Sarah Beth Briggs (piano) (Avie)

Our rating

4

Published: July 23, 2020 at 3:03 pm

CD_AV2418_Mozart

The Austrian Connection Haydn: Piano Sonata in C, Hob. XVI/50; Mozart: Piano Sonata No. 8 in A minor, K. 310; Schubert: Piano Sonata in A, D. 664; Gál: Three Small Pieces, Op. 65 Sarah Beth Briggs (piano) Avie AV2418 74:21 mins

Though by most definitions not a member of the Second Viennese School, the composer Hans Gál (only five years younger than Alban Berg) certainly inhabited a similar world. Perhaps one difference was that he was temperamentally better disposed than many of his contemporaries to the First Viennese School, an affinity that certainly comes across in the Three Preludes, Op. 65. The pianist Sarah Beth Briggs, a consistent champion of Gál’s music, makes the Haydnesque connection in music that doesn’t betray all the pain its composer must have been feeling. A refugee from Nazism, he was interned by the British in 1940 as an enemy alien, but soon settled in Edinburgh, where he wrote these pieces in 1944. In the sparkling clarity of Briggs’s performance, the opening Vivacissimo lives up to its tempo marking, and a haunting slow movement anchors the work before the toccata-like finale which flies up and away at the end.

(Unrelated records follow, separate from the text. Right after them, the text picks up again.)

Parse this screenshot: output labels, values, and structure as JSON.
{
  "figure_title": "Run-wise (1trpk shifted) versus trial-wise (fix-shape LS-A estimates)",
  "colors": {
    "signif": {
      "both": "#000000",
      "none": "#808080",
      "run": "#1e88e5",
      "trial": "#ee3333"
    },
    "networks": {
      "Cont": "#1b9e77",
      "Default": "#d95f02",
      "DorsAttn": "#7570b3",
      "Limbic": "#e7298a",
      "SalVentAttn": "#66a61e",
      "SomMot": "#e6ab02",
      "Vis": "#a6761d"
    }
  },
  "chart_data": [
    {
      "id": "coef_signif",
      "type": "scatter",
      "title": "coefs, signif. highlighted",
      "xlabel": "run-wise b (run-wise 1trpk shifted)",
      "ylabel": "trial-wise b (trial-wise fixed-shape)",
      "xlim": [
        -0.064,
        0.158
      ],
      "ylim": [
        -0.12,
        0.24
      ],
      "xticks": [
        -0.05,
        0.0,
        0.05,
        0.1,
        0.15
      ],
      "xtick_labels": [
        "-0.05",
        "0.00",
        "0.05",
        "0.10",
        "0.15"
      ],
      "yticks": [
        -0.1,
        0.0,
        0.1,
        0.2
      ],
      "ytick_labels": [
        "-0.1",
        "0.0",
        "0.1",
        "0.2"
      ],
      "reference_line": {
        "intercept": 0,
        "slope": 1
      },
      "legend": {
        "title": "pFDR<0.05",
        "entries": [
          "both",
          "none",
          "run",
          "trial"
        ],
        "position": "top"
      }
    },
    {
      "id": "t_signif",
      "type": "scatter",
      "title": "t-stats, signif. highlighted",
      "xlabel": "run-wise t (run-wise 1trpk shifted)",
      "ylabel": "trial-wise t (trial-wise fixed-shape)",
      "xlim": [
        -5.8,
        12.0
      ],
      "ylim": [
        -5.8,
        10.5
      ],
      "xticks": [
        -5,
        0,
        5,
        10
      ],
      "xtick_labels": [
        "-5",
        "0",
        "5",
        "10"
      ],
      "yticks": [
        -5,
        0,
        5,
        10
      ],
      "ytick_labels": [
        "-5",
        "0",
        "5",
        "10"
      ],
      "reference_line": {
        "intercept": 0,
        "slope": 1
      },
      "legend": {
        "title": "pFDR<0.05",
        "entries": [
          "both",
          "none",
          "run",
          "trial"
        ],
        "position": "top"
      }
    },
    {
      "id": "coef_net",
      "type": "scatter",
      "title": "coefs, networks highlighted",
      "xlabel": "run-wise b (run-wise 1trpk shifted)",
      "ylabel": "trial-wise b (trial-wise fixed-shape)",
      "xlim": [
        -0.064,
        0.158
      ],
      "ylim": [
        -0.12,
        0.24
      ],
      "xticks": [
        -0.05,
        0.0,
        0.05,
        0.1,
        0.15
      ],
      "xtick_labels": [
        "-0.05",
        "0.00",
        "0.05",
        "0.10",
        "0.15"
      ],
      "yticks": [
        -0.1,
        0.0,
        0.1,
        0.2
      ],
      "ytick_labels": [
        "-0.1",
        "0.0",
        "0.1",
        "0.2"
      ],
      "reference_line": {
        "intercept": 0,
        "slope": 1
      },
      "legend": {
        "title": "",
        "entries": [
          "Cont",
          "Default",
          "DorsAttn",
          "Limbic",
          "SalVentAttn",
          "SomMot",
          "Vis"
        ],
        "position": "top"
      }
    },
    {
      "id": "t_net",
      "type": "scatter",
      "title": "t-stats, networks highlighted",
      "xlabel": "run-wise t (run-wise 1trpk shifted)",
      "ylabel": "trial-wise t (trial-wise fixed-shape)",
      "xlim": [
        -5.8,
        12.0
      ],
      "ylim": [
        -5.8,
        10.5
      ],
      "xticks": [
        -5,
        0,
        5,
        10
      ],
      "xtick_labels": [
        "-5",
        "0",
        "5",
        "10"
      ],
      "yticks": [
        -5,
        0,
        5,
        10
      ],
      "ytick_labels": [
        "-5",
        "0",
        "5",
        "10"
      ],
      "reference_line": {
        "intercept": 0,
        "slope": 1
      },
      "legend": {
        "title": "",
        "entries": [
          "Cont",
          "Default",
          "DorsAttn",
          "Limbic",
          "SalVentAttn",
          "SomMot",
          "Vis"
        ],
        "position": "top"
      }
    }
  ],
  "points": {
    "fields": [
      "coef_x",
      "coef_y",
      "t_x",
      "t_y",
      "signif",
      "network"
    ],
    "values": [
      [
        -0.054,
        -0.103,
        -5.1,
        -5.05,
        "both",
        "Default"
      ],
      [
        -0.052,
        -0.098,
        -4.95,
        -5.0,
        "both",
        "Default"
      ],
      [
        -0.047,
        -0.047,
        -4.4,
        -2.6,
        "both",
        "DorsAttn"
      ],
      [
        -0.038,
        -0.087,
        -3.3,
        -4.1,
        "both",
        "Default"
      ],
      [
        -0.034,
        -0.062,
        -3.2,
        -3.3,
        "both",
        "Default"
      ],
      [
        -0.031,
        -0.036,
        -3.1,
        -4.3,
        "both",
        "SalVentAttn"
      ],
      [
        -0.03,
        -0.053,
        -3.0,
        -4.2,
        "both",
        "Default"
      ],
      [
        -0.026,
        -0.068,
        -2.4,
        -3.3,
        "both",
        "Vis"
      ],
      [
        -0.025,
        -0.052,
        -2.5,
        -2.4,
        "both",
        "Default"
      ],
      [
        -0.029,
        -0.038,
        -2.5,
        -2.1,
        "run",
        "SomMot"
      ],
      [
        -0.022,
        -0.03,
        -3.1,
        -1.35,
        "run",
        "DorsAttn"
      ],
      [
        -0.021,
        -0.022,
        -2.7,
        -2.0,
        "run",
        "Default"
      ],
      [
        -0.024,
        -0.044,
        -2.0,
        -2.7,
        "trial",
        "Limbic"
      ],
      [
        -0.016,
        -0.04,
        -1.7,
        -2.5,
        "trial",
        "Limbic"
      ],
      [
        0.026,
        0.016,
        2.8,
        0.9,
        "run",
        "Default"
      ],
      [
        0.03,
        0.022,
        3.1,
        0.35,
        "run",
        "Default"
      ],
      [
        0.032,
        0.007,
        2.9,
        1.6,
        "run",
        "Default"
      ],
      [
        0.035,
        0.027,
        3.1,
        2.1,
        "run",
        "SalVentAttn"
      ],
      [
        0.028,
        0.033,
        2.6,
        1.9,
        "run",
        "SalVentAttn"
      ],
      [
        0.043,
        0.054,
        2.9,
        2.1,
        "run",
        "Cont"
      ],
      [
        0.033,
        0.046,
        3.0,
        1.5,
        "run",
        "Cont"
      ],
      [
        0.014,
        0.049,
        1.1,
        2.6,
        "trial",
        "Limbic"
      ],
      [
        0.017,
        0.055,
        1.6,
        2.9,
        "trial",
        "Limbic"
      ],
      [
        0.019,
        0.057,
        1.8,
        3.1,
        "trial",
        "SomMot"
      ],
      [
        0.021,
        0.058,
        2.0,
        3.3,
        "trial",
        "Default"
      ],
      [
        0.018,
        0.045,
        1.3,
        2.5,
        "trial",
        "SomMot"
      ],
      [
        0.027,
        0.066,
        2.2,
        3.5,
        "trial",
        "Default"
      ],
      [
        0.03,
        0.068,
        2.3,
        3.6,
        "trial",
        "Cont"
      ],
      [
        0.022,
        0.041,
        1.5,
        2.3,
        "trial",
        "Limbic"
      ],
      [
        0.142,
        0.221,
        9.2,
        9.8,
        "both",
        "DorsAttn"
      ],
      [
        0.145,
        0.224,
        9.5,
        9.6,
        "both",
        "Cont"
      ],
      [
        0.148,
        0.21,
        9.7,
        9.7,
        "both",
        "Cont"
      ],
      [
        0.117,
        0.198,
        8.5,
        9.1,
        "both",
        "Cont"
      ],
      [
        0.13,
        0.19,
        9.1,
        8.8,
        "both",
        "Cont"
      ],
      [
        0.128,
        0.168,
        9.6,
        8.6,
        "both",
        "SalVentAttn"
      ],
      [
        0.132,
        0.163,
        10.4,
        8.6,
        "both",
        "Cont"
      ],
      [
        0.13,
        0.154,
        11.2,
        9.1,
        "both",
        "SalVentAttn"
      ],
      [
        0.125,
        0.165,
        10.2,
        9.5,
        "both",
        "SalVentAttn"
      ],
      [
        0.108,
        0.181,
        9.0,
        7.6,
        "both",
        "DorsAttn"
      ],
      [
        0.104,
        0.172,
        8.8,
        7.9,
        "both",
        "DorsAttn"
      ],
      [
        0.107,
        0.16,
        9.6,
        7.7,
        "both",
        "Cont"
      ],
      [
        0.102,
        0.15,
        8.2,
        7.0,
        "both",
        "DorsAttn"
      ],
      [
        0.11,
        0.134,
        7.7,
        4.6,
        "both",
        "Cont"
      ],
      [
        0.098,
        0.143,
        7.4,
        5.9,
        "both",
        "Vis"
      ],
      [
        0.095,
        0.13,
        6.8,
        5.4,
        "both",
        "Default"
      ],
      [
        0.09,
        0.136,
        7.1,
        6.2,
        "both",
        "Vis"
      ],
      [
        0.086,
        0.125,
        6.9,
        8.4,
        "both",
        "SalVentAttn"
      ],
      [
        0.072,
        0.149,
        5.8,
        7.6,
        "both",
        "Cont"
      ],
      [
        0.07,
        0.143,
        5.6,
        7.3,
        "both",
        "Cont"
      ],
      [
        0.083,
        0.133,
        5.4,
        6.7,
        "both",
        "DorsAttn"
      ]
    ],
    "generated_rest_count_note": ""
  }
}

Briggs’s Haydn is similarly arresting. She opens with the variations on the future Austrian national anthem originally found in the Emperor Quartet, and brings out the delightful wit of Haydn’s Piano Sonata in C, Hob. XVI/50 – another work written in Britain, during Haydn’s second visit. A fine sense of sonority displayed here slightly deserts her in Mozart’s Sonata in A minor, K 310, where already the left-hand figure of the opening is a little insistent. But the good-natured serenity of her Schubert (the concise Sonata in A major, D 664) quickly restores balance in this attractive recital.